Naar boven ↑

Rechtspraak

Uitspraakdatum

24-05-2013

ECLI

ECLI:NL:TAHVD:2013:153

Zaaknummer

6522

Inhoudsindicatie

Bekrachtiging uitspraak Raad, geen ongeoorloofde druk tot akkoord met regeling. Advocaat dient in letselschadezaak mogelijke pensioenschade aan de orde te stellen. Waarschuwing

Uitspraak

beslissing van 24 mei 2013

in de zaak 6522

naar aanleiding van het wederzijds hoger beroep van:

verweerder

tegen:

klager

1 HET GEDING IN EERSTE AANLEG

Het hof verwijst naar de beslissing van de Raad van Discipline in het ressort

’s-Hertogenbosch (verder: de raad) van 2 juli 2012, onder nummer B 3-2012, aan partijen toegezonden op 4 juli 2012, waarbij van een klacht van klager tegen verweerder onderdeel 1 ongegrond en onderdeel 2 van de klacht gegrond is verklaard en aan verweerder de maatregel van enkele waarschuwing is opgelegd.
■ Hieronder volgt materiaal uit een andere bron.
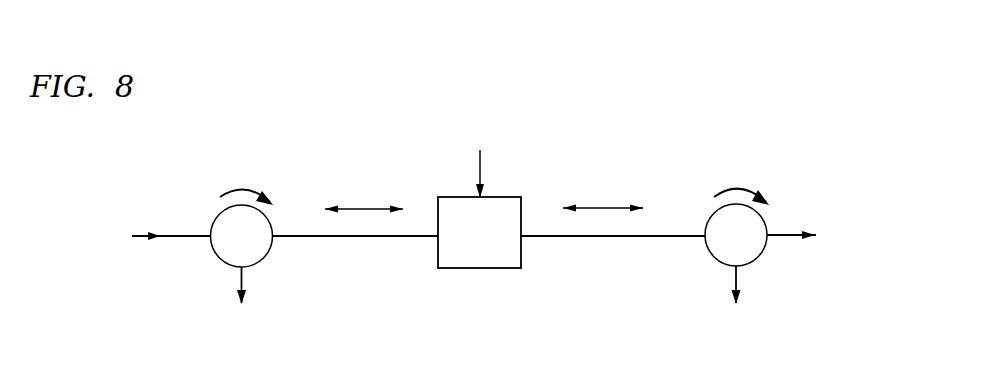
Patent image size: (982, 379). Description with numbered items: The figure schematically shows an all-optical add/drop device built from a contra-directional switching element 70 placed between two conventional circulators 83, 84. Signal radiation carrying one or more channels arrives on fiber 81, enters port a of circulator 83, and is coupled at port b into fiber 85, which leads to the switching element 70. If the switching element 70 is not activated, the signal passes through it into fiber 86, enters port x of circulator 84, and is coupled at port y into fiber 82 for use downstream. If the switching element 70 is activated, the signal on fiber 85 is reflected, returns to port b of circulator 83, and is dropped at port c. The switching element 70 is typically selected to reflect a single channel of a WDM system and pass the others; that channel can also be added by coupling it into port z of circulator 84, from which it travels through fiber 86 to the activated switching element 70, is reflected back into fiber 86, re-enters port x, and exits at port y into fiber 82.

The fiber 81 is at (176, 238).
The fiber 82 is at (797, 232).
The circulator 83 is at (221, 260).
The circulator 84 is at (715, 258).
The fiber 85 is at (374, 237).
The fiber 86 is at (620, 237).
The switching element 70 is at (437, 258).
De beslissing is gepubliceerd op tuchtrecht.nl onder LJN YA3304.

2 HET GEDING IN HOGER BEROEP

2.1 De memorie waarbij verweerder van deze beslissing in hoger beroep is gekomen, is op 20 juli 2012 ter griffie van het hof ontvangen.

2.2 De memorie waarbij klager van deze beslissing in hoger beroep is gekomen, is op 2 augustus 2012 ter griffie van het hof ontvangen.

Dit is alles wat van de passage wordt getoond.